Page 2 at USA Memory Championship
NEW YORK -- "This tastes like Robitussin"
"I don't care. I'll drink it, all the way," Nikki Reyes says with a smile that commands a room.
Reyes does not belong at the USA Memory Championship. She's a young, attractive professional, and many of the people here would be considered, umm, nerds. Nevertheless, she's here with a group of friends, malt beverage in hand, to witness the spectacle. Something, er, someone is out of place.
"We have a bit of a housekeeping issue. After lunch, tens of people streamed in. Let's remember to keep jackets off of chairs and the aisles clear," says event host Marshall Tarley, co-chairman of USA Memory.
That's right, tens of people.
Typically, memory competitors don't get groupies. Typically, memory competitors don't have NCAA-styled brackets made for their events.
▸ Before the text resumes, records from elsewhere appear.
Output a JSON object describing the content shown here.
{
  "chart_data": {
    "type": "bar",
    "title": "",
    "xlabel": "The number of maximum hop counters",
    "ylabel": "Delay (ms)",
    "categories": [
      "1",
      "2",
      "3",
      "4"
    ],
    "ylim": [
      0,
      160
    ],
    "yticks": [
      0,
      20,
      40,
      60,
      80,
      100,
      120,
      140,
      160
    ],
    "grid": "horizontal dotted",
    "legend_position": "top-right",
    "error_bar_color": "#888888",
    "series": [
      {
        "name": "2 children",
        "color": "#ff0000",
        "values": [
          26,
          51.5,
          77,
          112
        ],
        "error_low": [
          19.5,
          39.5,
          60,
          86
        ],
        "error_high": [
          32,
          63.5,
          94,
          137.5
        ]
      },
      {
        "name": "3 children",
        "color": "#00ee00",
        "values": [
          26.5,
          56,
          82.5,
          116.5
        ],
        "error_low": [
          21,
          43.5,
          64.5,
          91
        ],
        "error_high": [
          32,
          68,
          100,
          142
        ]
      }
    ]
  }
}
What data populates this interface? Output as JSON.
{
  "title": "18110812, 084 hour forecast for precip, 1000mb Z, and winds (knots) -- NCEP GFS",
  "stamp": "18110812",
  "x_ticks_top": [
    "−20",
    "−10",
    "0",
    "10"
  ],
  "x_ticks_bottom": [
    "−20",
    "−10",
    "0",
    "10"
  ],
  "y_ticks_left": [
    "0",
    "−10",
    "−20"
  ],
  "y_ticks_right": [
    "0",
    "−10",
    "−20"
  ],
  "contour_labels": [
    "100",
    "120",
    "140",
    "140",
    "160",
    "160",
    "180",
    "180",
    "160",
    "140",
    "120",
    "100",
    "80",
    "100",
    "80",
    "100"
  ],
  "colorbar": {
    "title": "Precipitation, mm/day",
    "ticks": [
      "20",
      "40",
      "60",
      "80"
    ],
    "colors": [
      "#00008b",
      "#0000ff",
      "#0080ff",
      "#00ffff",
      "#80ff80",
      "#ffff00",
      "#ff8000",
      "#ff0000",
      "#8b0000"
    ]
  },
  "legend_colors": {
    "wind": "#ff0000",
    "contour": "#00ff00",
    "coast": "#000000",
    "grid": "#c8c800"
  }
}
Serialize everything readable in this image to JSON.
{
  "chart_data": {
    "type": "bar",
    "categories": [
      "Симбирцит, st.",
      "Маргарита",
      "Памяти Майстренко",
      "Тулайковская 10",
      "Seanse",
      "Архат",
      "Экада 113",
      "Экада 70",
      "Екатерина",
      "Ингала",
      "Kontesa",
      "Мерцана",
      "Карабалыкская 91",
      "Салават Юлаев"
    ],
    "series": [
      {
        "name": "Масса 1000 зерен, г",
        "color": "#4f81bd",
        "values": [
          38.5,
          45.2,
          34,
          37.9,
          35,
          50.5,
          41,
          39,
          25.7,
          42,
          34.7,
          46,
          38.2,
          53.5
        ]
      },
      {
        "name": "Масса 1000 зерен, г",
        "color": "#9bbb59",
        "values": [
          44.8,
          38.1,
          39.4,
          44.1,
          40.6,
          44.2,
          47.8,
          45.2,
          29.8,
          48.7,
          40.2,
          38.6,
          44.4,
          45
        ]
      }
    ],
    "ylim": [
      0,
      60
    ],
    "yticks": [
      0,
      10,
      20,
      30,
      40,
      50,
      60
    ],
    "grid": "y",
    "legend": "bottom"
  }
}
But when Ronnie White, winner of the 2009 and 2010 national championships, is set to face off against Nelson "Rock Yo' Fellers" Dellis (OK, we gave him the nickname), all logic goes out the window.
Before the two faced off, they first needed to survive the elimination rounds, which meant not only getting by other middle-aged men but a team of cutthroat high school students from Hershey, Penn. -- the national high school champions four years in a row.
Here's how the competition is presented:
Test one: Competitors -- nearly 40 of them -- get pictures of people with their names listed. After 15 minutes of studying, they have 20 minutes to recall as many as possible.
Test two: Competitors get pages of random numbers. After five minutes of close scrutiny, they have 10 minutes to recite as many as possible.
Final test: Memorize the order of a randomly assorted decks of cards.
These tasks take incredible concentration. Competitors warm up by studying a printed pattern that looks sort of like a smoothie being blended on high speed. When the buzzer goes off and synapses begin firing, many top competitors use noise-canceling headphones. It's all about focus.
White knows this, possibly better than anyone else. His power of recall is legendary. He owns the U.S. record for recalling a deck of randomly mixed cards in 87 seconds. He takes the competition seriously. He doesn't train with other memory competitors, but with a personal coach -- a Navy SEAL.
"My coach is a Navy SEAL, because who better knows how to stay cool under pressure than the SEALs?" he says.
The logic makes sense.
Camera crews, tens of spectators and even inappropriately timed whistling from Reyes' group can't slow down the top competitors, who are ultimately whittled down to just Dellis and White.
The final events are comprised of a string of new items to memorize. By the time it's just the two heavyweights left standing, it comes down to two randomly shuffled decks of cards. White and Dellis sit on stage, facing the crowd, taking deep breaths. Advantage, White.
King of hearts. Eight of clubs. Jack of diamonds. As the cards come up, Dellis and White rattle off the names before the judge can show the audience or even see it himself. They're going strong, further into the decks than any previous championship.
Dellis -- young and fit -- came ready to match wits. There's very little a memory competitor can do to psyche out his opponent, but less-experienced opponents remark about how intimidating it is that he recalls things so quickly. Dellis' thalamus came to this event ready for a marathon.
"The card is ... well, I'd just like to take this moment to congratulate the 2011 winner, Nelson Dellis," White says, stepping aside.
We have a new champ.
Reyes and her rowdy crew jump up and holler. Maybe it's the moment. Maybe it's the malt beverages. Their excitement pushes them to the front of the line to meet the new champ.
"I love that you guys came to cheer," Dellis tells his new fans. "And that your friends smell like alcohol."
Patrick Cain is a Los Angeles-based writer who contributes to Page 2 and ESPN The Magazine.